Addressing the homogenous vs heterogeneous debate, Joseph van Vlijmen brought a commercially oriented voice to the debate. "It's well known that STMicroelectronics' mantra on this subject is 'largely homogenous, slightly heterogeneous MPSoCs'."

Nguyen agreed, but expanded the case for a continuing demand for heterogeneous architecture, with different types of cores and clusters of cores, depending on function. "Amdahl's Law still holds in some parts of some applications that are inherently sequential. Handling those functions using smaller cores may not be efficient, so there will always be a demand for high performance processors."

Dr Pétrot believes yields of heterogeneous multicore designs will be too low. "However, heterogeneous MPSoC architectures can provide higher performance and flexibility with less power consumption and lower cost than homogeneous devices," he admitted. "But, as processor instruction sets for general heterogeneous MPSoCs are not identical, task migration between two heterogeneous processors is not generally possible." His plan is to build a MPSoC platform in which all heterogeneous processors are based on the same core instruction set, which can then be better exploited by the operating system.

Confirming that Dr Pétrot is on the right track, van Vlijmen added: "The use of a common core instruction set, together with specialised extra cores, seems to be the preferred hardware oriented approach."
And the next challenge? van Vlijmen believes one of the most pressing challenges is how to handle tasks that can be dealt with in parallel, across multiple processor cores. "Where is the data?" he asked. "Transforming programs from single threaded to multithreaded requires additional functionality."

Dr Pétrot retorted: "Mastering huge parallelism at the task level is the next SoC challenge. Design methodologies must change their focus to the selection, specialisation and usage of processors, either programmable or dedicated, as basic components, rather than logic modules."

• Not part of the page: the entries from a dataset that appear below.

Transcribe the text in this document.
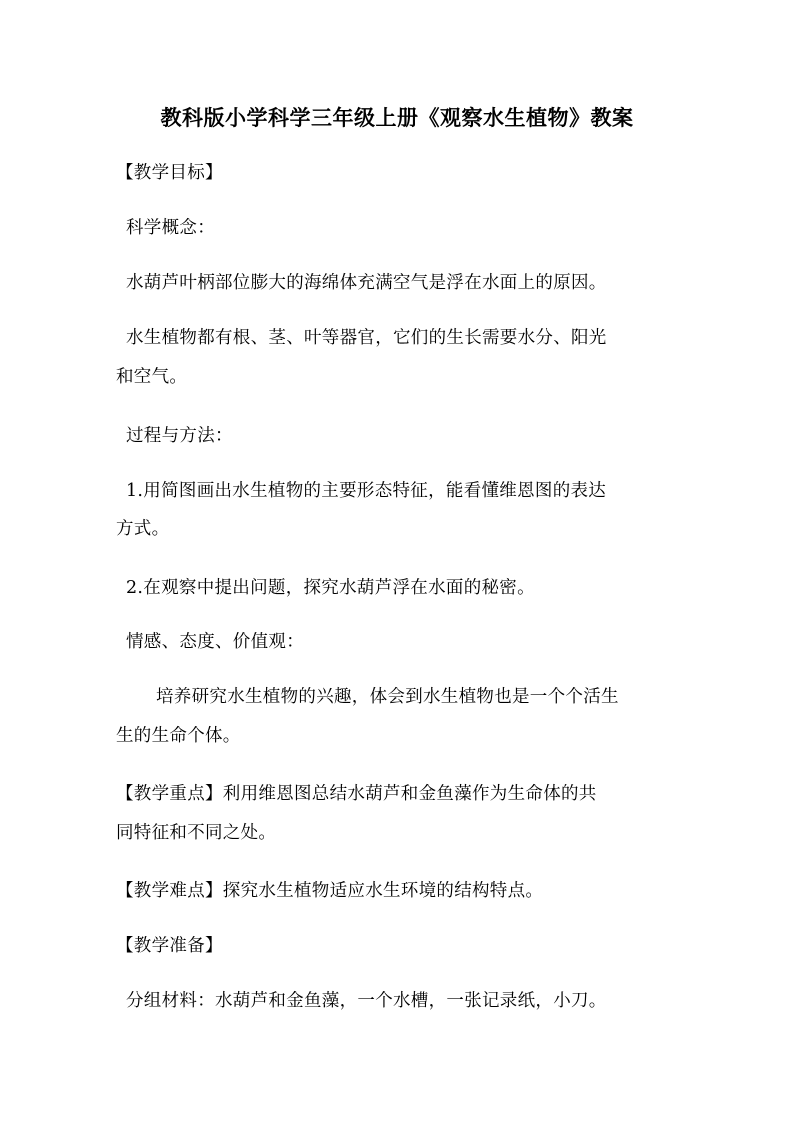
教科版小学科学三年级上册《观察水生植物》教案
【教学目标】
科学概念：
水葫芦叶柄部位膨大的海绵体充满空气是浮在水面上的原因。
水生植物都有根、茎、叶等器官，它们的生长需要水分、阳光
和空气。
过程与方法：
1.用简图画出水生植物的主要形态特征，能看懂维恩图的表达
方式。
2.在观察中提出问题，探究水葫芦浮在水面的秘密。
情感、态度、价值观：
培养研究水生植物的兴趣，体会到水生植物也是一个个活生
生的生命个体。
【教学重点】利用维恩图总结水葫芦和金鱼藻作为生命体的共
同特征和不同之处。
【教学难点】探究水生植物适应水生环境的结构特点。
【教学准备】
分组材料：水葫芦和金鱼藻，一个水槽，一张记录纸，小刀。
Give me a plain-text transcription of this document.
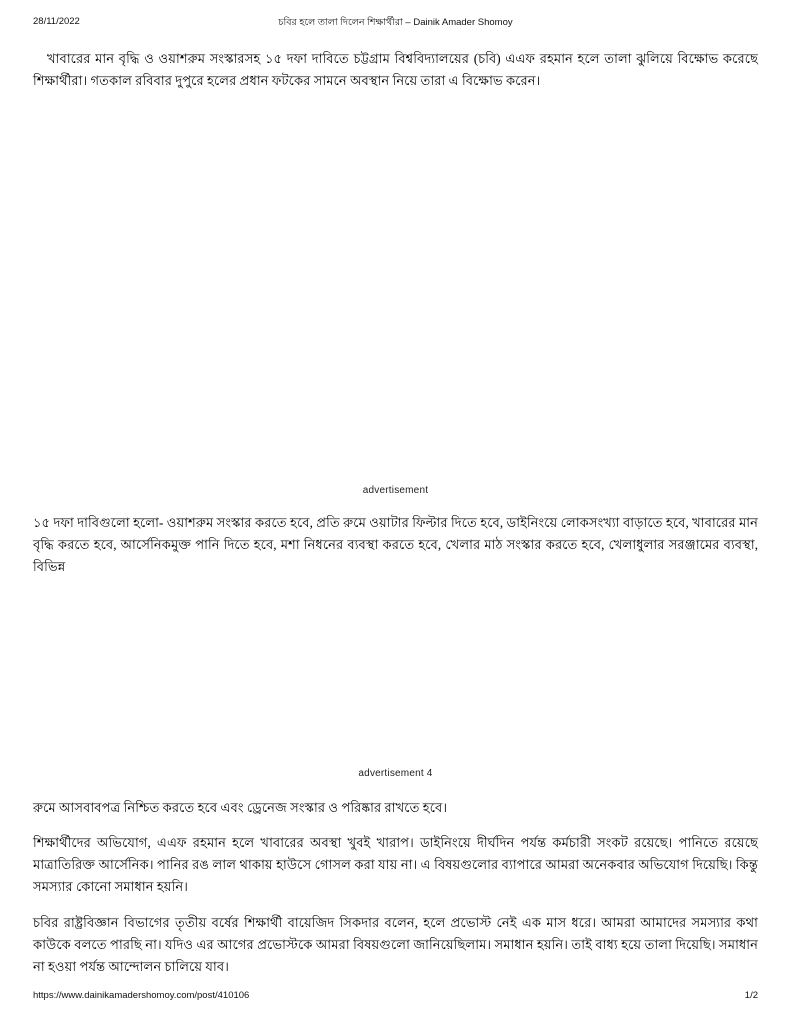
28/11/2022	চবির হলে তালা দিলেন শিক্ষার্থীরা – Dainik Amader Shomoy

খাবারের মান বৃদ্ধি ও ওয়াশরুম সংস্কারসহ ১৫ দফা দাবিতে চট্টগ্রাম বিশ্ববিদ্যালয়ের (চবি) এএফ রহমান হলে তালা ঝুলিয়ে বিক্ষোভ করেছে শিক্ষার্থীরা। গতকাল রবিবার দুপুরে হলের প্রধান ফটকের সামনে অবস্থান নিয়ে তারা এ বিক্ষোভ করেন।

advertisement

১৫ দফা দাবিগুলো হলো- ওয়াশরুম সংস্কার করতে হবে, প্রতি রুমে ওয়াটার ফিল্টার দিতে হবে, ডাইনিংয়ে লোকসংখ্যা বাড়াতে হবে, খাবারের মান বৃদ্ধি করতে হবে, আর্সেনিকমুক্ত পানি দিতে হবে, মশা নিধনের ব্যবস্থা করতে হবে, খেলার মাঠ সংস্কার করতে হবে, খেলাধুলার সরঞ্জামের ব্যবস্থা, বিভিন্ন

advertisement 4

রুমে আসবাবপত্র নিশ্চিত করতে হবে এবং ড্রেনেজ সংস্কার ও পরিষ্কার রাখতে হবে।

শিক্ষার্থীদের অভিযোগ, এএফ রহমান হলে খাবারের অবস্থা খুবই খারাপ। ডাইনিংয়ে দীর্ঘদিন পর্যন্ত কর্মচারী সংকট রয়েছে। পানিতে রয়েছে মাত্রাতিরিক্ত আর্সেনিক। পানির রঙ লাল থাকায় হাউসে গোসল করা যায় না। এ বিষয়গুলোর ব্যাপারে আমরা অনেকবার অভিযোগ দিয়েছি। কিন্তু সমস্যার কোনো সমাধান হয়নি।

চবির রাষ্ট্রবিজ্ঞান বিভাগের তৃতীয় বর্ষের শিক্ষার্থী বায়েজিদ সিকদার বলেন, হলে প্রভোস্ট নেই এক মাস ধরে। আমরা আমাদের সমস্যার কথা কাউকে বলতে পারছি না। যদিও এর আগের প্রভোস্টকে আমরা বিষয়গুলো জানিয়েছিলাম। সমাধান হয়নি। তাই বাধ্য হয়ে তালা দিয়েছি। সমাধান না হওয়া পর্যন্ত আন্দোলন চালিয়ে যাব।

https://www.dainikamadershomoy.com/post/410106	1/2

Prof Alain Greiner is more concerned with the challenges of massively parallel computing architectures targeting teraflops performance: systems with up to 4096 processor cores, each typically a 32bit risc core such as the Sparc V8 or MIPS32. His work, part of the Catrene project TSAR, is focused on the implementation of a coherent, scalable shared memory.
When a program is split across processors, one challenge is to ensure code is executed in the correct order. Similarly, if two or more threads access shared data, there is the potential of sequencing errors, race conditions and deadlocks. Beyond a couple of threads, it becomes increasingly difficult for the programmer to visualise the system and the ensuing sequencing complexities.

What are the possible solutions? "Our critical achievement so far is the development of a distributed hybrid cache coherence protocol," Prof Greiner stated. Essentially, it is a multicast policy to a certain threshold, then a broadcast policy. The project architecture consists of clusters of cores, supporting a non uniform memory access (NUMA) shared address space – shared logically, but distributed physically – and a two tier (within and between clusters) interconnect.

"The challenge has been to ensure scalability; that the cache coherence protocol supports up to 4096 processors, implementing different policies for data and instruction caches. Plus, it must support legacy code," Prof Greiner summarised.

"Interconnect is also key and, for this, we implemented a network on chip (NoC) architecture. With NoC, snooping is not possible, so a directory based approach was essential." Although snooping protocols can be faster, they are not scalable. "The NoC technology was critical as it allowed us to adopt a write-back policy to ensure memory coherence with the scalable bandwidth we needed," Prof Greiner explained.

According to Prof Greiner, the NoC and distributed memory architecture avoids several potential bottlenecks in multicore system design. "Although access to external memory can still cause a problem, this could be solved by using 3d chip stacking, which could cope with some of the bandwidth limitation issues."

Nguyen sees 3d 'through silicon via' technology as the solution to efficient interconnects for network processors and network memory. "We will still need arbitration schemes, but the delays are less. However, scheduling becomes more critical and more complicated," he warned.

What about efficiency of access? Dr Pétrot concurred that logically shared, physically distributed memory meets the need for efficient data access: low latency, high bandwidth, low energy. "The issue here is placement. Preplacement of shared data is no good anymore: too far, and the access cost in terms of time and power increases; too close, and there are potential hotspot, contention or congestion problems."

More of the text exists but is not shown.